- Directed by: Brandon Kramer
- Produced by: Lance Kramer
- Starring: Van Jones
- Cinematography: Emily Topper
- Edited by: Natasha Livia Mottola; Steven Golliday; Leslie Simmer; Sara Fusco;
- Music by: Joshua Abrams
- Production companies: Meridian Hill Pictures; Magic Labs Media; Hidden Empire Film Group; Big Mouth Productions; Artemis Rising Foundation; Fork Films; Kartemquin Films;
- Distributed by: Meridian Hill Pictures
- Release dates: June 10, 2021 (Tribeca); February 17, 2023 (United States);
- Running time: 90 minutes
- Country: United States
- Language: English

= The First Step (film) =

The First Step is a 2021 American documentary film, directed by Brandon Kramer. It follows Van Jones, as he pushes for criminal justice reform.

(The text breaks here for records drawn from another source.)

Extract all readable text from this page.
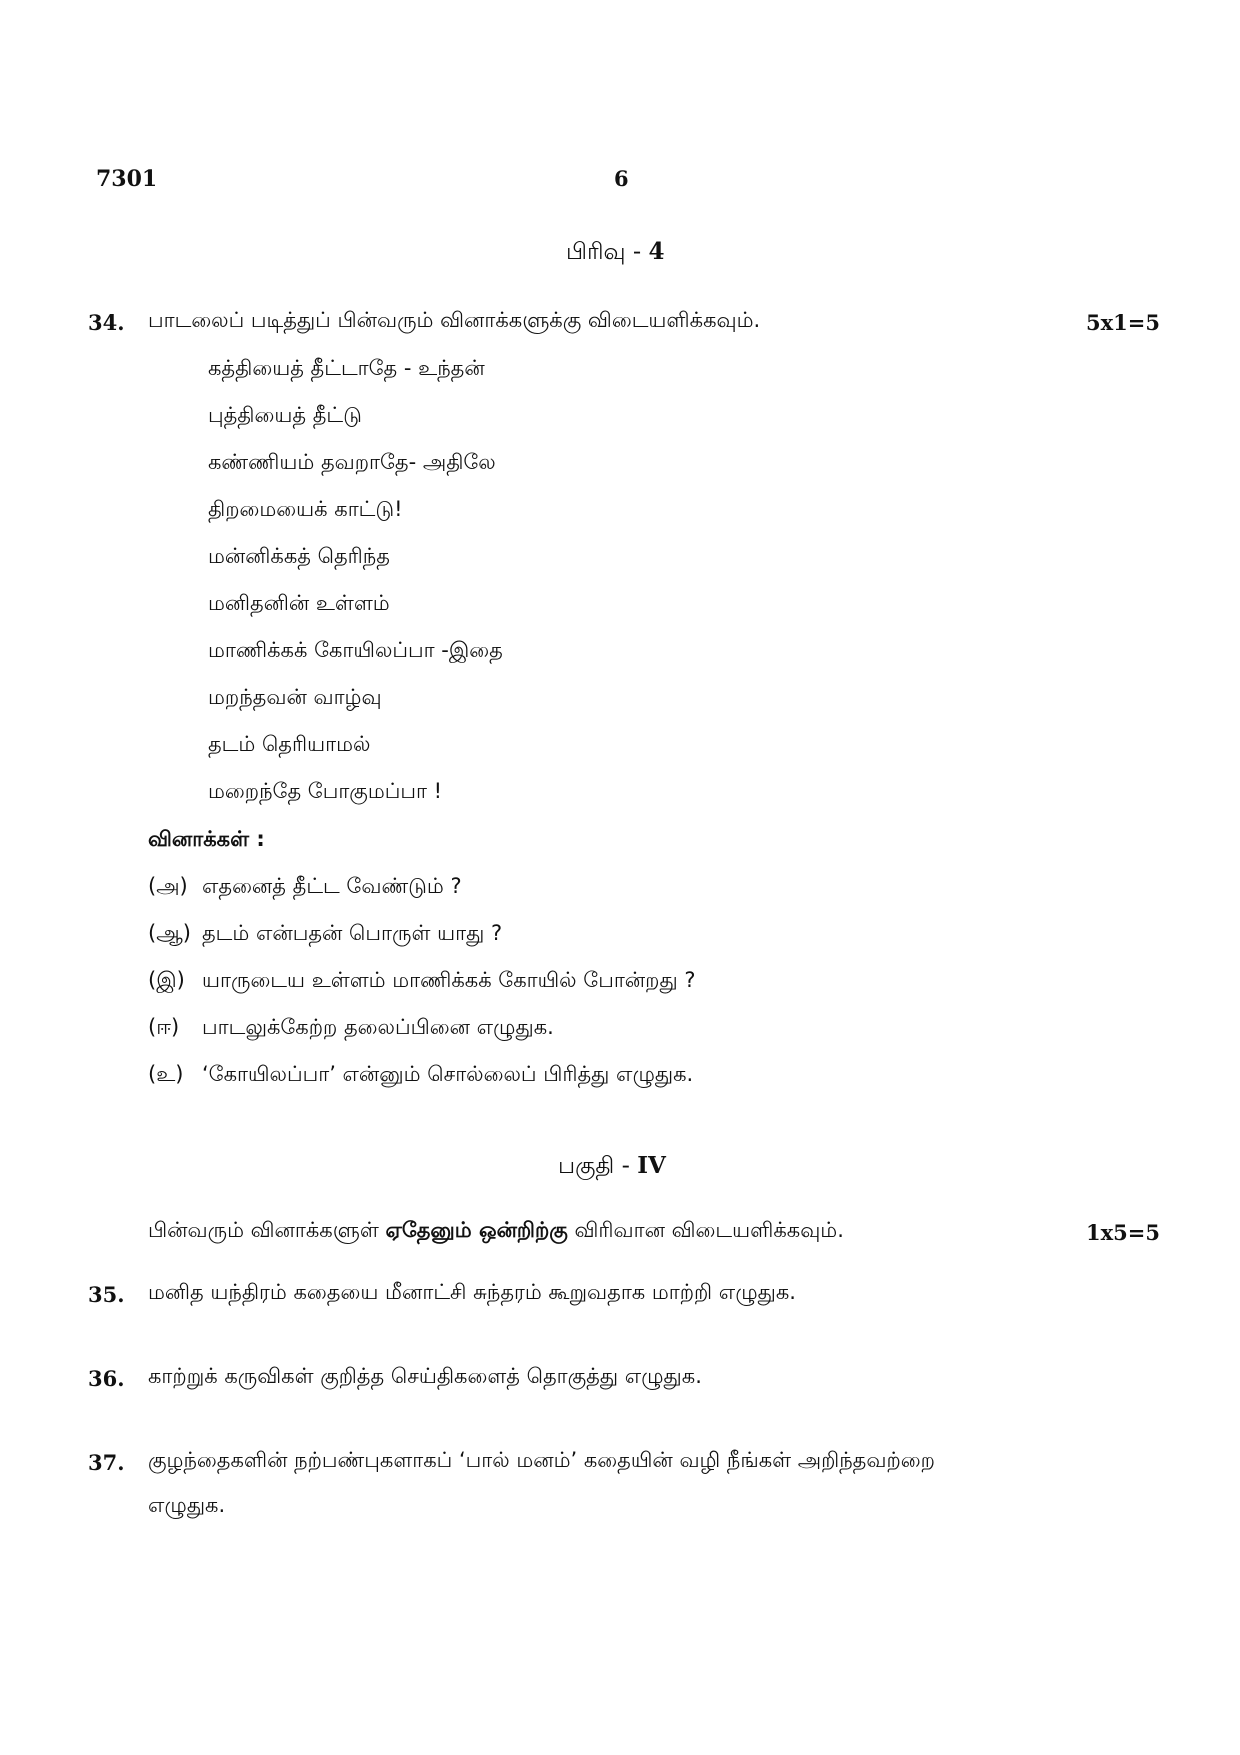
7301	6
பிரிவு - 4
34. பாடலைப் படித்துப் பின்வரும் வினாக்களுக்கு விடையளிக்கவும்.	5x1=5
கத்தியைத் தீட்டாதே - உந்தன்
புத்தியைத் தீட்டு
கண்ணியம் தவறாதே- அதிலே
திறமையைக் காட்டு!
மன்னிக்கத் தெரிந்த
மனிதனின் உள்ளம்
மாணிக்கக் கோயிலப்பா -இதை
மறந்தவன் வாழ்வு
தடம் தெரியாமல்
மறைந்தே போகுமப்பா !
வினாக்கள் :
(அ) எதனைத் தீட்ட வேண்டும் ?
(ஆ) தடம் என்பதன் பொருள் யாது ?
(இ) யாருடைய உள்ளம் மாணிக்கக் கோயில் போன்றது ?
(ஈ) பாடலுக்கேற்ற தலைப்பினை எழுதுக.
(உ) ‘கோயிலப்பா’ என்னும் சொல்லைப் பிரித்து எழுதுக.
பகுதி - IV
பின்வரும் வினாக்களுள் ஏதேனும் ஒன்றிற்கு விரிவான விடையளிக்கவும்.	1x5=5
35. மனித யந்திரம் கதையை மீனாட்சி சுந்தரம் கூறுவதாக மாற்றி எழுதுக.
36. காற்றுக் கருவிகள் குறித்த செய்திகளைத் தொகுத்து எழுதுக.
37. குழந்தைகளின் நற்பண்புகளாகப் ‘பால் மனம்’ கதையின் வழி நீங்கள் அறிந்தவற்றை
எழுதுக.
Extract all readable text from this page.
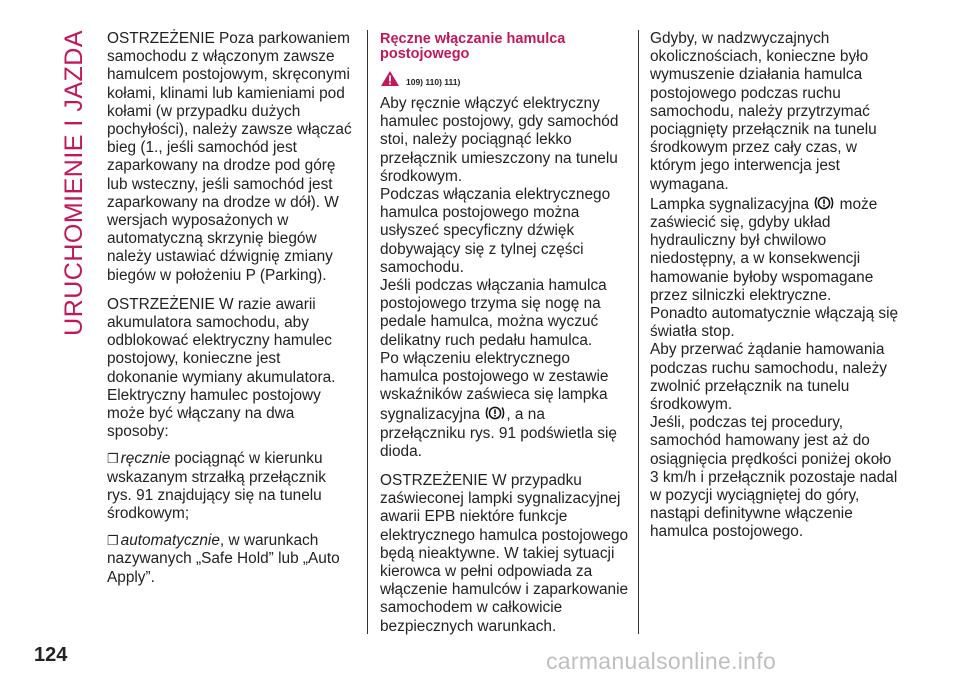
URUCHOMIENIE I JAZDA OSTRZEŻENIE Poza parkowaniem samochodu z włączonym zawsze hamulcem postojowym, skręconymi kołami, klinami lub kamieniami pod kołami (w przypadku dużych pochyłości), należy zawsze włączać bieg (1., jeśli samochód jest zaparkowany na drodze pod górę lub wsteczny, jeśli samochód jest zaparkowany na drodze w dół). W wersjach wyposażonych w automatyczną skrzynię biegów należy ustawiać dźwignię zmiany biegów w położeniu P (Parking).

OSTRZEŻENIE W razie awarii akumulatora samochodu, aby odblokować elektryczny hamulec postojowy, konieczne jest dokonanie wymiany akumulatora.

Elektryczny hamulec postojowy może być włączany na dwa sposoby:

❐ ręcznie pociągnąć w kierunku wskazanym strzałką przełącznik rys. 91 znajdujący się na tunelu środkowym;

❐ automatycznie, w warunkach nazywanych „Safe Hold” lub „Auto Apply”.

Ręczne włączanie hamulca postojowego
109) 110) 111)

Aby ręcznie włączyć elektryczny hamulec postojowy, gdy samochód stoi, należy pociągnąć lekko przełącznik umieszczony na tunelu środkowym.

Podczas włączania elektrycznego hamulca postojowego można usłyszeć specyficzny dźwięk dobywający się z tylnej części samochodu.

Jeśli podczas włączania hamulca postojowego trzyma się nogę na pedale hamulca, można wyczuć delikatny ruch pedału hamulca.

Po włączeniu elektrycznego hamulca postojowego w zestawie wskaźników zaświeca się lampka sygnalizacyjna , a na przełączniku rys. 91 podświetla się dioda.

OSTRZEŻENIE W przypadku zaświeconej lampki sygnalizacyjnej awarii EPB niektóre funkcje elektrycznego hamulca postojowego będą nieaktywne. W takiej sytuacji kierowca w pełni odpowiada za włączenie hamulców i zaparkowanie samochodem w całkowicie bezpiecznych warunkach.

Gdyby, w nadzwyczajnych okolicznościach, konieczne było wymuszenie działania hamulca postojowego podczas ruchu samochodu, należy przytrzymać pociągnięty przełącznik na tunelu środkowym przez cały czas, w którym jego interwencja jest wymagana.

Lampka sygnalizacyjna  może zaświecić się, gdyby układ hydrauliczny był chwilowo niedostępny, a w konsekwencji hamowanie byłoby wspomagane przez silniczki elektryczne.

Ponadto automatycznie włączają się światła stop.

Aby przerwać żądanie hamowania podczas ruchu samochodu, należy zwolnić przełącznik na tunelu środkowym.

Jeśli, podczas tej procedury, samochód hamowany jest aż do osiągnięcia prędkości poniżej około 3 km/h i przełącznik pozostaje nadal w pozycji wyciągniętej do góry, nastąpi definitywne włączenie hamulca postojowego.

124	carmanualsonline.info
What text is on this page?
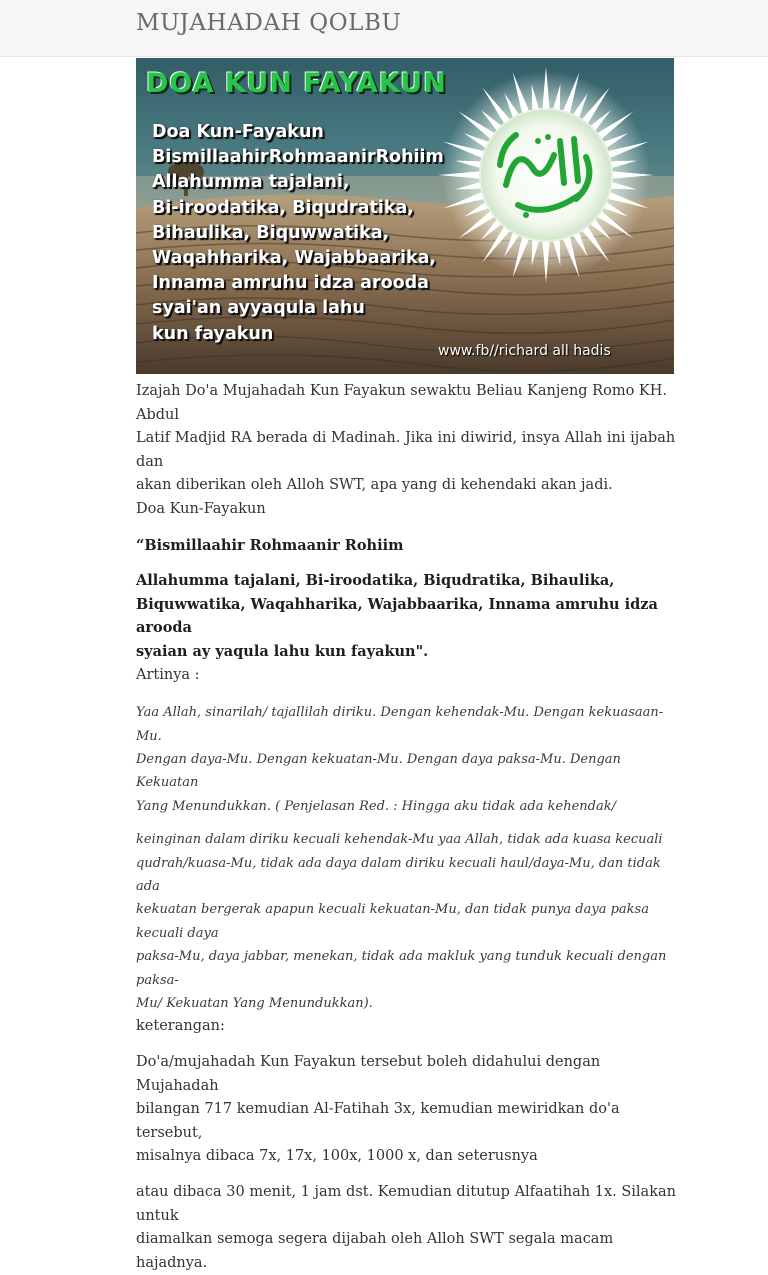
MUJAHADAH QOLBU
DOA KUN FAYAKUN
Doa Kun-Fayakun
BismillaahirRohmaanirRohiim
Allahumma tajalani,
Bi-iroodatika, Biqudratika,
Bihaulika, Biquwwatika,
Waqahharika, Wajabbaarika,
Innama amruhu idza arooda
syai'an ayyaqula lahu
kun fayakun
www.fb//richard all hadis

Izajah Do'a Mujahadah Kun Fayakun sewaktu Beliau Kanjeng Romo KH. Abdul

Latif Madjid RA berada di Madinah. Jika ini diwirid, insya Allah ini ijabah dan

akan diberikan oleh Alloh SWT, apa yang di kehendaki akan jadi.

Doa Kun-Fayakun

“Bismillaahir Rohmaanir Rohiim

Allahumma tajalani, Bi-iroodatika, Biqudratika, Bihaulika,

Biquwwatika, Waqahharika, Wajabbaarika, Innama amruhu idza arooda

syaian ay yaqula lahu kun fayakun".

Artinya :

Yaa Allah, sinarilah/ tajallilah diriku. Dengan kehendak-Mu. Dengan kekuasaan-Mu.

Dengan daya-Mu. Dengan kekuatan-Mu. Dengan daya paksa-Mu. Dengan Kekuatan

Yang Menundukkan. ( Penjelasan Red. : Hingga aku tidak ada kehendak/

keinginan dalam diriku kecuali kehendak-Mu yaa Allah, tidak ada kuasa kecuali

qudrah/kuasa-Mu, tidak ada daya dalam diriku kecuali haul/daya-Mu, dan tidak ada

kekuatan bergerak apapun kecuali kekuatan-Mu, dan tidak punya daya paksa kecuali daya

paksa-Mu, daya jabbar, menekan, tidak ada makluk yang tunduk kecuali dengan paksa-

Mu/ Kekuatan Yang Menundukkan).

keterangan:

Do'a/mujahadah Kun Fayakun tersebut boleh didahului dengan Mujahadah

bilangan 717 kemudian Al-Fatihah 3x, kemudian mewiridkan do'a tersebut,

misalnya dibaca 7x, 17x, 100x, 1000 x, dan seterusnya

atau dibaca 30 menit, 1 jam dst. Kemudian ditutup Alfaatihah 1x. Silakan untuk

diamalkan semoga segera dijabah oleh Alloh SWT segala macam hajadnya.
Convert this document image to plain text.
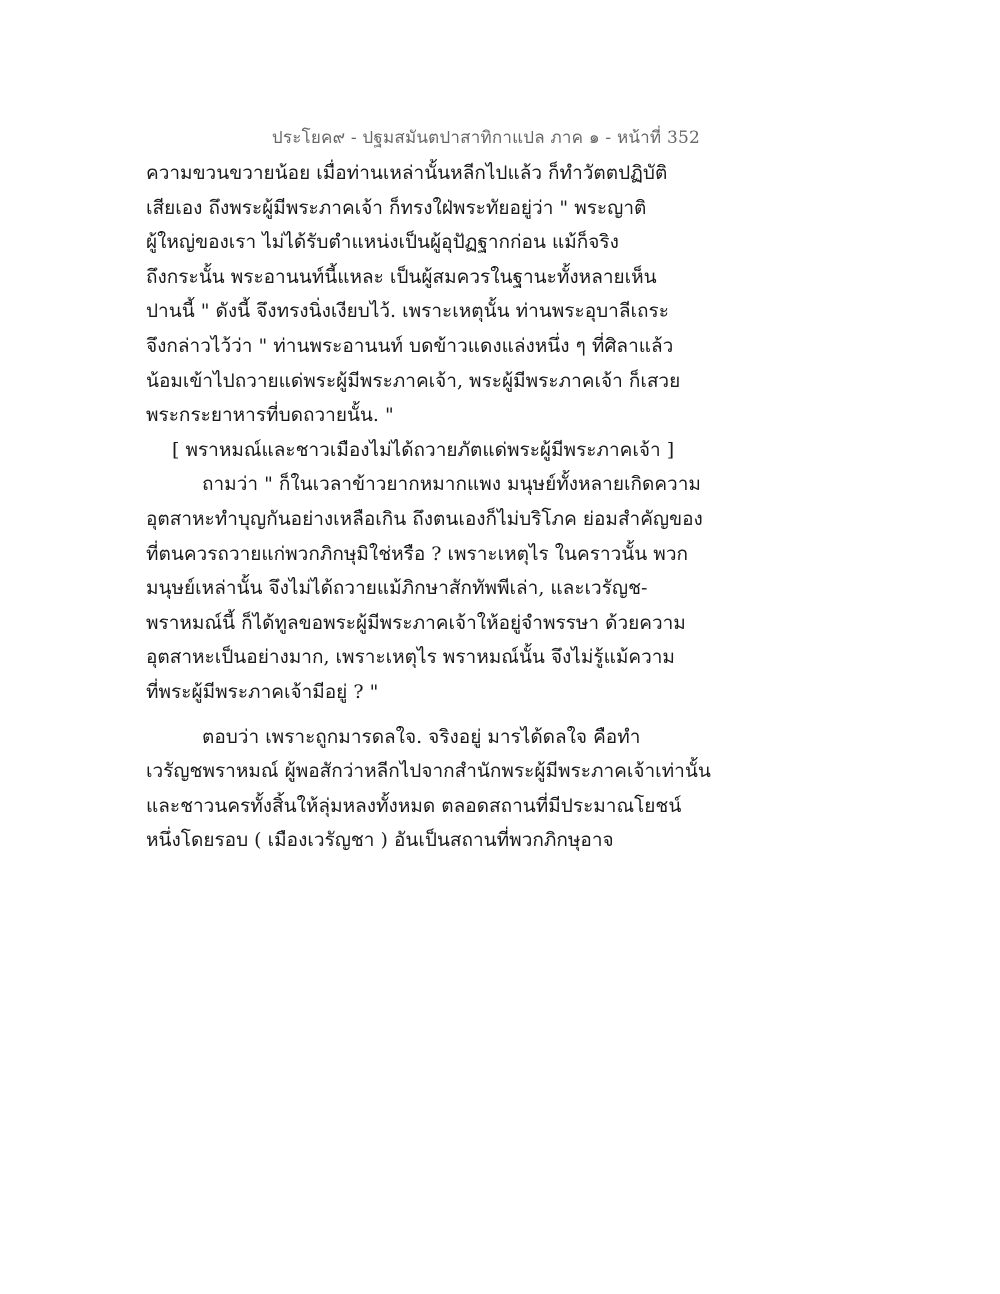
ประโยค๙ - ปฐมสมันตปาสาทิกาแปล ภาค ๑ - หน้าที่ 352
ความขวนขวายน้อย เมื่อท่านเหล่านั้นหลีกไปแล้ว ก็ทำวัตตปฏิบัติ
เสียเอง ถึงพระผู้มีพระภาคเจ้า ก็ทรงใฝ่พระทัยอยู่ว่า " พระญาติ
ผู้ใหญ่ของเรา ไม่ได้รับตำแหน่งเป็นผู้อุปัฏฐากก่อน แม้ก็จริง
ถึงกระนั้น พระอานนท์นี้แหละ เป็นผู้สมควรในฐานะทั้งหลายเห็น
ปานนี้ " ดังนี้ จึงทรงนิ่งเงียบไว้. เพราะเหตุนั้น ท่านพระอุบาลีเถระ
จึงกล่าวไว้ว่า " ท่านพระอานนท์ บดข้าวแดงแล่งหนึ่ง ๆ ที่ศิลาแล้ว
น้อมเข้าไปถวายแด่พระผู้มีพระภาคเจ้า, พระผู้มีพระภาคเจ้า ก็เสวย
พระกระยาหารที่บดถวายนั้น. "
[ พราหมณ์และชาวเมืองไม่ได้ถวายภัตแด่พระผู้มีพระภาคเจ้า ]
ถามว่า " ก็ในเวลาข้าวยากหมากแพง มนุษย์ทั้งหลายเกิดความ
อุตสาหะทำบุญกันอย่างเหลือเกิน ถึงตนเองก็ไม่บริโภค ย่อมสำคัญของ
ที่ตนควรถวายแก่พวกภิกษุมิใช่หรือ ? เพราะเหตุไร ในคราวนั้น พวก
มนุษย์เหล่านั้น จึงไม่ได้ถวายแม้ภิกษาสักทัพพีเล่า, และเวรัญช-
พราหมณ์นี้ ก็ได้ทูลขอพระผู้มีพระภาคเจ้าให้อยู่จำพรรษา ด้วยความ
อุตสาหะเป็นอย่างมาก, เพราะเหตุไร พราหมณ์นั้น จึงไม่รู้แม้ความ
ที่พระผู้มีพระภาคเจ้ามีอยู่ ? "
ตอบว่า เพราะถูกมารดลใจ. จริงอยู่ มารได้ดลใจ คือทำ
เวรัญชพราหมณ์ ผู้พอสักว่าหลีกไปจากสำนักพระผู้มีพระภาคเจ้าเท่านั้น
และชาวนครทั้งสิ้นให้ลุ่มหลงทั้งหมด ตลอดสถานที่มีประมาณโยชน์
หนึ่งโดยรอบ ( เมืองเวรัญชา ) อันเป็นสถานที่พวกภิกษุอาจ
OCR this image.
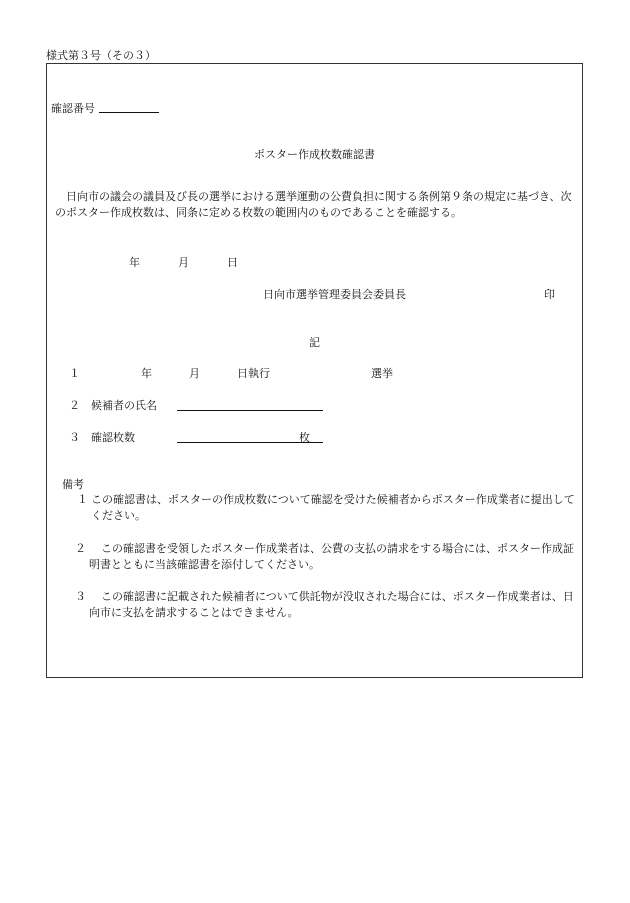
様式第３号（その３）
確認番号
ポスター作成枚数確認書
日向市の議会の議員及び長の選挙における選挙運動の公費負担に関する条例第９条の規定に基づき、次のポスター作成枚数は、同条に定める枚数の範囲内のものであることを確認する。
年	月	日
日向市選挙管理委員会委員長	印
記
１	年	月	日執行	選挙
２ 候補者の氏名
３ 確認枚数	枚
備考
１ この確認書は、ポスターの作成枚数について確認を受けた候補者からポスター作成業者に提出してください。
２	この確認書を受領したポスター作成業者は、公費の支払の請求をする場合には、ポスター作成証明書とともに当該確認書を添付してください。
３	この確認書に記載された候補者について供託物が没収された場合には、ポスター作成業者は、日向市に支払を請求することはできません。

It had its world premiere at the Tribeca Film Festival on June 10, 2021. It was released on February 17, 2023, by Meridian Hill Pictures.

==Synopsis==
The film follows Van Jones as he pushes for criminal justice reform. Louis L. Reed, Jessica Jackson, Virgie Walker, Pete White, Tylo James, Fabian Debora, Douglas Copenhaver, Martin West, Dee Pierce, William Thompson, Rhonda Edmunds, Jared Kushner, Bernie Sanders, Cory Booker, Kamala Harris, Shelley Moore Capito, Rand Paul, Mike Lee, Karen Bass, Bonnie Watson Coleman, Patrisse Cullors, Charlamagne tha God, Karen Hunter, and Kim Kardashian appear in the film.

==Release==
The film had its world premiere at the Tribeca Film Festival on June 10, 2021. It also screened at AFI Docs on June 23, 2021. It was released on February 17, 2023, by Meridian Hill Pictures.

==Critical reception==
The First Step holds an 85% approval rating on review aggregator website Rotten Tomatoes, based on 13 reviews, with a weighted average of 6.80/10.